Proposals to fund the European Insurance and Occupational Pensions Authority (EIOPA) through a levy on pension funds are likely to go ahead according to the UK’s industry association.
The National Association of Pension Fund’s (NAPF) policy lead for the European Union, James Walsh, said EIOPA had long since been making a case for its own funding stream and momentum behind the idea was building.
He said the association was unlikely to be able to fight off the idea and instead will look for concessions elsewhere.
EIOPA is currently funded directly by the EU budget – and in turn taxpayers – and through grants from regulators in individual member states.
However, since 2013, suggestions and plans have begun forming around independently funding the European Supervisory Authorities (ESA), of which EIOPA is one.
In May last year, chairman Gabriel Bernardino said the European regulatory system could be strengthened by more operational independence for authorities, particularly through an independent budget.
This was followed by members of the European Parliament’s economic and monetary affairs (ECON) committee backing Bernardino’s call, suggesting market participants should fund market supervisors.
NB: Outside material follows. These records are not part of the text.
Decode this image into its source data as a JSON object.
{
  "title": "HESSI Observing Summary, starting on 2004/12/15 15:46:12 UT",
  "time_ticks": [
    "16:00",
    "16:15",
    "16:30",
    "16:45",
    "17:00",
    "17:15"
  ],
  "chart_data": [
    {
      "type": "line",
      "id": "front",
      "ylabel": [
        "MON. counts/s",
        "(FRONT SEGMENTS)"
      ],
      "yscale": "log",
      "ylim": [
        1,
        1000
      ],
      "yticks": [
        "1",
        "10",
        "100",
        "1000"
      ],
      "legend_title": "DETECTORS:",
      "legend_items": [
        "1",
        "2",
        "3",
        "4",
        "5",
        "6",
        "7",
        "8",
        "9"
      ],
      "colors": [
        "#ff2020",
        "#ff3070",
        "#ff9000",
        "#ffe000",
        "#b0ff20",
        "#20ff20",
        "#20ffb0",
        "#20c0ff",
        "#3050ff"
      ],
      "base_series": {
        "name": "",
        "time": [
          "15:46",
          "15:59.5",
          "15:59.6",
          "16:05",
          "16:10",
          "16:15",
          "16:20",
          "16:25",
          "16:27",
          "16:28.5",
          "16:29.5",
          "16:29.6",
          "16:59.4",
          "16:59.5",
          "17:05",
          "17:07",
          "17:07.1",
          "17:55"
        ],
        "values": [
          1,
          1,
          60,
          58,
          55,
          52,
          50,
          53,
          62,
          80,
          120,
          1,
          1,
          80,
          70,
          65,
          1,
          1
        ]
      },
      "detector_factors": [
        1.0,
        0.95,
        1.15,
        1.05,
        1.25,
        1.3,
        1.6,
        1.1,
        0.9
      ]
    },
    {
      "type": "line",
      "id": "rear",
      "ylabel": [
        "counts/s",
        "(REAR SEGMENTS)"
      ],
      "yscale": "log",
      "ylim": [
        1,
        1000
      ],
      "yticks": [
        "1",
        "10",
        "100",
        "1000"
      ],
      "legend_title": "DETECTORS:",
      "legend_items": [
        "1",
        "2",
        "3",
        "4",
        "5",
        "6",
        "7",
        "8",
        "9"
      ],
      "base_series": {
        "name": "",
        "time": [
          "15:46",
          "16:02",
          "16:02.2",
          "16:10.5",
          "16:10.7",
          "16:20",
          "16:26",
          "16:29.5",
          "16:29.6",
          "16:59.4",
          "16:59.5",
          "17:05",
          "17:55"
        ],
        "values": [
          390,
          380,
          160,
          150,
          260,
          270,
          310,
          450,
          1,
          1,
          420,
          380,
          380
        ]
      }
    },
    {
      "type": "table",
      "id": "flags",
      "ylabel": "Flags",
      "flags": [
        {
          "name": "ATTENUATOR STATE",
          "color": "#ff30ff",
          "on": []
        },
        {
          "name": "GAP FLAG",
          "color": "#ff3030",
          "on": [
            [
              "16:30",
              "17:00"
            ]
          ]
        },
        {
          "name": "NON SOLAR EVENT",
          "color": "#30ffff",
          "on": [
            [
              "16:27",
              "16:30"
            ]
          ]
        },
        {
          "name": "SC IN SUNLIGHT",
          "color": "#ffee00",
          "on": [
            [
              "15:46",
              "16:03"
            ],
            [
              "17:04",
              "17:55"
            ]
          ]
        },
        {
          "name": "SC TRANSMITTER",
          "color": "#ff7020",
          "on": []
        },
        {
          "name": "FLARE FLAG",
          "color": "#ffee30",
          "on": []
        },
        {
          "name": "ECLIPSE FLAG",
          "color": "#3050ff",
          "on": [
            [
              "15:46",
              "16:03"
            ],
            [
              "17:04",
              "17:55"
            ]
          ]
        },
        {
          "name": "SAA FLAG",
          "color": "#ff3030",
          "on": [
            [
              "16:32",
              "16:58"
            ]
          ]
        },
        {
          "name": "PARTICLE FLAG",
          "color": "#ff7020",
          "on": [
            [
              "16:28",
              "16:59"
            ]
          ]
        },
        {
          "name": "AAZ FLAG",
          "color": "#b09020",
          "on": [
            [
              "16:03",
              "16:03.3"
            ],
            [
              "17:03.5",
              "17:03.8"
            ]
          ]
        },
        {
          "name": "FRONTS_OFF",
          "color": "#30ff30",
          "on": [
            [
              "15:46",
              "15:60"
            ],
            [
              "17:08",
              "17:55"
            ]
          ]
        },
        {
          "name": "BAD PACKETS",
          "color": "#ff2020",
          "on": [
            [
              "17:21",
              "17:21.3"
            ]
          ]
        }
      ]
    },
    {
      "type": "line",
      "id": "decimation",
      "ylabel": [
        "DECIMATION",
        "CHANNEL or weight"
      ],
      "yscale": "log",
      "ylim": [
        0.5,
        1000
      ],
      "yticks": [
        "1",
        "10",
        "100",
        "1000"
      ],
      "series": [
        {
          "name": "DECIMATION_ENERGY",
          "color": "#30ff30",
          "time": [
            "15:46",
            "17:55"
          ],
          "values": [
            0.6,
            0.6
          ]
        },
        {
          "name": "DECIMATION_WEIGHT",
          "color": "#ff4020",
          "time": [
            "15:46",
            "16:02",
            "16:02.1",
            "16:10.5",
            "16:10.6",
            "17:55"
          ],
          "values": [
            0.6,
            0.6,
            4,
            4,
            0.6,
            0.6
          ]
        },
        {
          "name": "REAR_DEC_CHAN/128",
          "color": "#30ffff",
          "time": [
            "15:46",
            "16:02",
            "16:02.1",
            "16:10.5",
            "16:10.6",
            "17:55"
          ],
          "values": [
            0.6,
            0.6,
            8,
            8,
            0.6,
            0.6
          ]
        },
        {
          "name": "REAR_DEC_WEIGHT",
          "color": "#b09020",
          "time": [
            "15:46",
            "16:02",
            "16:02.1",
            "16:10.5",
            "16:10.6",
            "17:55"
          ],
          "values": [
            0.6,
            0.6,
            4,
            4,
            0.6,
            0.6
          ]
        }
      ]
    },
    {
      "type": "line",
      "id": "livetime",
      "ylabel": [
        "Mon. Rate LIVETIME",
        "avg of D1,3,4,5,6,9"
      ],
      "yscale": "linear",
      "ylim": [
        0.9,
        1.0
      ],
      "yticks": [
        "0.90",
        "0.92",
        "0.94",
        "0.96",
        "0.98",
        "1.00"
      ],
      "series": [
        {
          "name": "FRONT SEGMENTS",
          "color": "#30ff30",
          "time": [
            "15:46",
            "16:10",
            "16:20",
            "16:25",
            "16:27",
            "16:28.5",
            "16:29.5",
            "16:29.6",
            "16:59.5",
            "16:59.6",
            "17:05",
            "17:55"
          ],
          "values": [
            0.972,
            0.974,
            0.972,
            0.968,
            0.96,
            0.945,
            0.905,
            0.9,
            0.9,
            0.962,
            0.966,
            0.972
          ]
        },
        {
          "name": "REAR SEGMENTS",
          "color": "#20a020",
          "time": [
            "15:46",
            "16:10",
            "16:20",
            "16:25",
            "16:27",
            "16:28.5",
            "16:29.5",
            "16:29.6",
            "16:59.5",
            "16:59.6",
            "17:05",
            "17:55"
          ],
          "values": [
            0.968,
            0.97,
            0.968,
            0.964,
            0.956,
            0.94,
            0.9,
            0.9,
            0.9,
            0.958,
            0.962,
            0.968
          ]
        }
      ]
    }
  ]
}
In a report published last month, the European Commission announced an investigation into the possibility for ESAs to no longer be funded through the EU budget and national regulators as increased mandates and staffing levels meant this was unsustainable.
Walsh said incrementally momentum was building up with a levy on European pension schemes to fund EIOPA a likely option.
“We will end up with a levy,” he said. “It will be difficult to resist, and it may be one of the occasions where the NAPF, rather than just saying no and then losing the argument in the long-run, asks what funds can get back in return.”
Walsh said the NAPF would look to extract concessions for UK pension funds by aiming to reduce levies paid to the UK Pensions Regulator.
These levies currently indirectly fund EIOPA’s operations.
Walsh said this would increase the likelihood insurance policies were then simplistically applied to occupational pensions.